Although the Department's discretion with respect to the penalty is broad, it does not have absolute and unlimited power.   It is bound to exercise legal discretion which is, in the circumstances, judicial discretion.”  (Harris v. Alcoholic Bev. etc. Appeals Bd., supra, 62 Cal.2d at 594, 43 Cal.Rptr. 633, 400 P.2d 745.)   In this case the appellate court agreed with the Appeals Board that the Department of Alcoholic Beverage Control had abused its discretion.   The abuses were isolated and minor in nature.

Harris was cited in Cadilla v. Board of Medical Examiners (1972) 26 Cal.App.3d 961, 966, 103 Cal.Rptr. 455, in holding that “the propriety of a penalty imposed by an administrative agency is a matter vested in the discretion of the agency and its decision may not be disturbed unless there has been a manifest abuse of discretion.”   This case made the distinction between the matter of penalty and the determination as to whether the administrative findings in the exercise of the court's independent judgment, are supported by the weight of the evidence.   The discretion of the trial court in fixing the penalty was not changed by Strumsky v. San Diego County Employees Retirement Assn. (1974) 11 Cal.3d 28, 112 Cal.Rptr. 805, 520 P.2d 29.  (Lake v. Civil Service Commission (1975) 47 Cal.App.3d 224, 120 Cal.Rptr. 452.)

In Cadilla, the petitioner was a doctor specializing in pediatrics, accused of lewd conduct committed on an 11-year-old patient.   The hearing officer of the State Office of Administrative Procedure recommended revocation of the doctor's license.   The appellate court agreed with this recommendation, concluding that “Even reviewing the mitigating evidence in the light most favorable to respondent, the most that can be said on respondent's favor is that reasonable minds might differ as to the propriety of the penalty of revocation.”

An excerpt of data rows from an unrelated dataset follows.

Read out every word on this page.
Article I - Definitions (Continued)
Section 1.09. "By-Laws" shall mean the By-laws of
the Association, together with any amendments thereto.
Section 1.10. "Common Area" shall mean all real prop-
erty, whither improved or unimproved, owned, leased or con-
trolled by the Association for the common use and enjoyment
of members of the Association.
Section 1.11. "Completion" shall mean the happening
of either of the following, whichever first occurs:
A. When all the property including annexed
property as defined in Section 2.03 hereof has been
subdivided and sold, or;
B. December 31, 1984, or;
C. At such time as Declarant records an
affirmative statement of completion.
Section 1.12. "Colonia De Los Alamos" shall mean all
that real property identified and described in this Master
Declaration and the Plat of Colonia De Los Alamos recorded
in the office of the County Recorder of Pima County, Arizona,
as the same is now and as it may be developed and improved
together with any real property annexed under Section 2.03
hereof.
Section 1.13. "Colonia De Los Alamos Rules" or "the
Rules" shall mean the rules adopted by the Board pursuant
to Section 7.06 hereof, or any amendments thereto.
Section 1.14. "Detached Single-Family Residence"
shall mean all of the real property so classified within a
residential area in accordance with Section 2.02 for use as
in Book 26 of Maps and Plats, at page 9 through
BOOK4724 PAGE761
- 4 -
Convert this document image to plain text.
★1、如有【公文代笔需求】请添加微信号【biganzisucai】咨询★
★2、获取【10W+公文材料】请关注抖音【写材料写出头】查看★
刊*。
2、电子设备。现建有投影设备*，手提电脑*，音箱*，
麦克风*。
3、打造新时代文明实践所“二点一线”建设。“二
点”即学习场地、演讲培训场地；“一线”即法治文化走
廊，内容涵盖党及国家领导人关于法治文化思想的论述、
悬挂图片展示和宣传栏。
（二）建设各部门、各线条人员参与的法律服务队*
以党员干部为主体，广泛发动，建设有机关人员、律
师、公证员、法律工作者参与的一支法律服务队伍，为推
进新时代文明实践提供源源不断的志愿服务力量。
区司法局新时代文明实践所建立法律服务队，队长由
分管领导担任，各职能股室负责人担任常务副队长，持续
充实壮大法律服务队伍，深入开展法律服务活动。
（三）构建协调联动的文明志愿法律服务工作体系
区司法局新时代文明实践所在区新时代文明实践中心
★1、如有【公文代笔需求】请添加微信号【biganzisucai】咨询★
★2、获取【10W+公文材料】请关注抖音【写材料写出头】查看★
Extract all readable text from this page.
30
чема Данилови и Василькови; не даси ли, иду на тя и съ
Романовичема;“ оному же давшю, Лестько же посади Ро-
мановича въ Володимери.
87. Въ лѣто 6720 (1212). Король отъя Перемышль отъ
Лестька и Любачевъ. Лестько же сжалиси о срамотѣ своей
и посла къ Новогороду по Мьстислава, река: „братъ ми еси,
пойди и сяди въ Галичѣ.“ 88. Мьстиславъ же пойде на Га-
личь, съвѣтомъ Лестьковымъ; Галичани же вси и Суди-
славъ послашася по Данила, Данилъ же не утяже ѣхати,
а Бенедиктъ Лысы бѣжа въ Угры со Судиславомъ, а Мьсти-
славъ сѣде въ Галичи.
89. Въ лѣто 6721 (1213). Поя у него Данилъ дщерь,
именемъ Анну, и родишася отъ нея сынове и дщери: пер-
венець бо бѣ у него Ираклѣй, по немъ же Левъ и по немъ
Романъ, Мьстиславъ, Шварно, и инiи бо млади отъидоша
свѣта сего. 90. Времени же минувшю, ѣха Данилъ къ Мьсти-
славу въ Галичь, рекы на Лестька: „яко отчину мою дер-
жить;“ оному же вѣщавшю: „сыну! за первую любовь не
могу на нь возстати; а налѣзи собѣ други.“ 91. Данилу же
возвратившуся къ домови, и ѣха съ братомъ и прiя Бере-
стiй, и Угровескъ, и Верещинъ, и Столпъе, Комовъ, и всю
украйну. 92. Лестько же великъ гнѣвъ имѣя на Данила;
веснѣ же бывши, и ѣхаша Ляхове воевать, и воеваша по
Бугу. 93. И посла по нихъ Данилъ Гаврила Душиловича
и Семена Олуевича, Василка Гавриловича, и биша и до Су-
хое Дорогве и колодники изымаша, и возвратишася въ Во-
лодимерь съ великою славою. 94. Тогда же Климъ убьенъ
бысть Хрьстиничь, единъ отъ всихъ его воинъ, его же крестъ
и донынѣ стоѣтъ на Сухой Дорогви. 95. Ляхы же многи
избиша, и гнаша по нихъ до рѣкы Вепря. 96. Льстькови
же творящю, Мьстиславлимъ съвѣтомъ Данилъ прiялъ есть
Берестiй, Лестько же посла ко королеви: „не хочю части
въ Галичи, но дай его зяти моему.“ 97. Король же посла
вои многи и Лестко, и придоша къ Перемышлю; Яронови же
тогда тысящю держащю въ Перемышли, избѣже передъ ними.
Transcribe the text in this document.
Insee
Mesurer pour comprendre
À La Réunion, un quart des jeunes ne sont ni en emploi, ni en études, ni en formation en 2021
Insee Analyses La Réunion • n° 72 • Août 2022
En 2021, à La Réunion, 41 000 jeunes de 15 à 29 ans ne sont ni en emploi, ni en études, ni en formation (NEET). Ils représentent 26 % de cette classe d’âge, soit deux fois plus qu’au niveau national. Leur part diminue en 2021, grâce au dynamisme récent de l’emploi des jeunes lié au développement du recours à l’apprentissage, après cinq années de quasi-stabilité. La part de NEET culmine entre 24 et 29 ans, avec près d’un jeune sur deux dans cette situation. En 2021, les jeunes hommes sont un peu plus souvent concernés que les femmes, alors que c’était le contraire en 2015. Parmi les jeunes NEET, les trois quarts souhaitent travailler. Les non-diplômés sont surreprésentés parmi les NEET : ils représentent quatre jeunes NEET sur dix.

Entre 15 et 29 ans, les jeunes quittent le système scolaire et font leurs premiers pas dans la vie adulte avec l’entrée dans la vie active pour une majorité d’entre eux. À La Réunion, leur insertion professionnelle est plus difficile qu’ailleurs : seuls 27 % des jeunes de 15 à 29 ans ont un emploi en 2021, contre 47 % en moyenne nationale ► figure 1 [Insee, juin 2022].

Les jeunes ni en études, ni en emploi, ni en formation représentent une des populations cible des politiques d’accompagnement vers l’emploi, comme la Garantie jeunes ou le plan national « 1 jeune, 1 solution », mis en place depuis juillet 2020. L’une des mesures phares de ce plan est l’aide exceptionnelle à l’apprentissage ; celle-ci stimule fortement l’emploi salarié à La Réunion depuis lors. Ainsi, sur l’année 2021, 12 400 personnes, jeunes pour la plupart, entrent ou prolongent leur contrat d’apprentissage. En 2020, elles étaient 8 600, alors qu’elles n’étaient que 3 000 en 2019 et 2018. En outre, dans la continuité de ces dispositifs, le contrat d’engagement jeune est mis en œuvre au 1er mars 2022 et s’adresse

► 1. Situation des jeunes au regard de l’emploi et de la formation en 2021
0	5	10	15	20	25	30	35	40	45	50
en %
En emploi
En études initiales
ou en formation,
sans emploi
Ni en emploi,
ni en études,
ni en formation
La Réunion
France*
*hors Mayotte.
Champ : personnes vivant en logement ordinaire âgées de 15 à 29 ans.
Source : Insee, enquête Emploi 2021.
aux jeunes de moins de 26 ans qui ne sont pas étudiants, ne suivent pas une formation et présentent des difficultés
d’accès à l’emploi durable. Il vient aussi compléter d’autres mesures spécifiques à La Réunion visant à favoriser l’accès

 In the instant case the Board had before it the appellant's personnel package with “outstanding” evaluations.   In view of all the other evidence presented, there was no abuse of discretion by the trial court in upholding the penalty imposed by the Los Angeles Police Department.

The judgment is affirmed.

FOOTNOTES

FOOTNOTE.  

SHELDON, Associate Justice.* FN* Assigned by the Chief Justice of California.

STEPHENS, Acting P. J., and HASTINGS, J., concur.